To clarify, at one time I could have been described as a little ‘machine gun curious’, much in the same way some boys were into spotting trains or could recognise a biplane by it’s landing gear. Like so many adolescent hobbies, that time has passed. Machine gun studies have gone the way of my marbles, footy cards and playing Leisure Suit Larry on my 386 computer with the dwindling hope of some kind of sexual experience. So many things that fascinate the mind of a young man are banished to boxes on garage shelves in order to make way for the real life concerns of being a fully-grown human man. Most of those banished fascinations are remembered with a wistful nostalgia, often shared with friends as a memory in common.
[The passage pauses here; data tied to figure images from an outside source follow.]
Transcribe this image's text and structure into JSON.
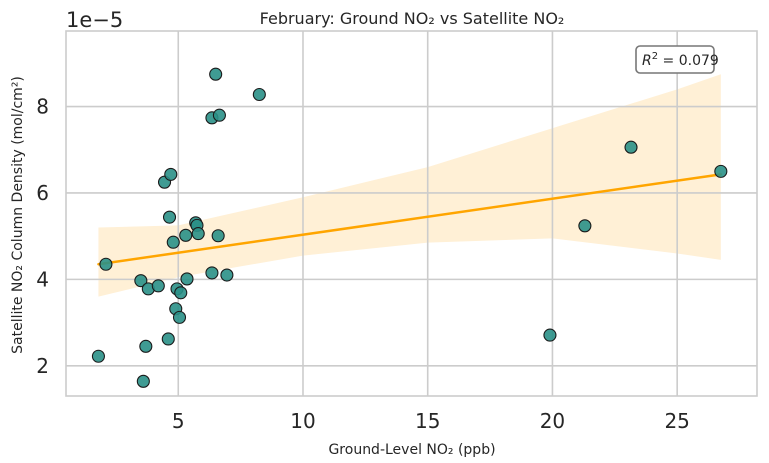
{
  "chart_data": {
    "type": "scatter",
    "title": "February: Ground NO₂ vs Satellite NO₂",
    "xlabel": "Ground-Level NO₂ (ppb)",
    "ylabel": "Satellite NO₂ Column Density (mol/cm²)",
    "y_offset_label": "1e−5",
    "annotation": {
      "r2_prefix": "R",
      "r2_exp": "2",
      "r2_value": " = 0.079"
    },
    "xlim": [
      0.5,
      28.2
    ],
    "ylim": [
      1.3,
      9.75
    ],
    "y_scale_factor": 1e-05,
    "xticks": [
      5,
      10,
      15,
      20,
      25
    ],
    "xtick_labels": [
      "5",
      "10",
      "15",
      "20",
      "25"
    ],
    "yticks": [
      2,
      4,
      6,
      8
    ],
    "ytick_labels": [
      "2",
      "4",
      "6",
      "8"
    ],
    "grid": true,
    "colors": {
      "points": "#2a9087",
      "edge": "#1a1a1a",
      "line": "#ffa500",
      "band": "#fff0d6",
      "grid": "#cccccc"
    },
    "points": [
      {
        "x": 1.8,
        "y": 2.22
      },
      {
        "x": 2.1,
        "y": 4.35
      },
      {
        "x": 3.5,
        "y": 3.97
      },
      {
        "x": 3.6,
        "y": 1.64
      },
      {
        "x": 3.7,
        "y": 2.45
      },
      {
        "x": 3.8,
        "y": 3.78
      },
      {
        "x": 4.2,
        "y": 3.85
      },
      {
        "x": 4.45,
        "y": 6.25
      },
      {
        "x": 4.6,
        "y": 2.62
      },
      {
        "x": 4.65,
        "y": 5.44
      },
      {
        "x": 4.7,
        "y": 6.43
      },
      {
        "x": 4.8,
        "y": 4.86
      },
      {
        "x": 4.9,
        "y": 3.32
      },
      {
        "x": 4.95,
        "y": 3.78
      },
      {
        "x": 5.05,
        "y": 3.12
      },
      {
        "x": 5.1,
        "y": 3.69
      },
      {
        "x": 5.3,
        "y": 5.02
      },
      {
        "x": 5.35,
        "y": 4.01
      },
      {
        "x": 5.7,
        "y": 5.31
      },
      {
        "x": 5.75,
        "y": 5.25
      },
      {
        "x": 5.8,
        "y": 5.06
      },
      {
        "x": 6.35,
        "y": 7.74
      },
      {
        "x": 6.35,
        "y": 4.15
      },
      {
        "x": 6.5,
        "y": 8.75
      },
      {
        "x": 6.6,
        "y": 5.01
      },
      {
        "x": 6.65,
        "y": 7.8
      },
      {
        "x": 6.95,
        "y": 4.1
      },
      {
        "x": 8.25,
        "y": 8.28
      },
      {
        "x": 19.9,
        "y": 2.71
      },
      {
        "x": 21.3,
        "y": 5.24
      },
      {
        "x": 23.15,
        "y": 7.06
      },
      {
        "x": 26.75,
        "y": 6.5
      }
    ],
    "regression": {
      "x": [
        1.8,
        26.75
      ],
      "y": [
        4.35,
        6.43
      ],
      "ci_upper": [
        5.2,
        8.75
      ],
      "ci_lower": [
        3.6,
        4.45
      ],
      "ci_band_x": [
        1.8,
        5,
        10,
        15,
        20,
        25,
        26.75
      ],
      "ci_band_upper": [
        5.2,
        5.25,
        5.9,
        6.6,
        7.5,
        8.4,
        8.75
      ],
      "ci_band_lower": [
        3.6,
        4.05,
        4.55,
        4.85,
        4.95,
        4.6,
        4.45
      ]
    }
  }
}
You can laugh about how Garbage Pail Kid collector cards were far superior to their Cabbage Patch counterparts; you can delight in the reasoning of how a Fanta yoyo was better than a Sprite yoyo. But for some goddamned reason, if you mention at a barbecue that you know the differences between a Browning and a Glock 9mm and which is suited to a particular combat situation, people change the subject pretty quickly.
But moving on from my firearm proclivities, if you are still interested to know what the water pistols looked like, then the H&K was the weapon of choice for the diabolical fiends that terrorised the Nakatomi building one Christmas, making the life of one John McClane very difficult, but making Die Hard an unmitigated action blockbuster.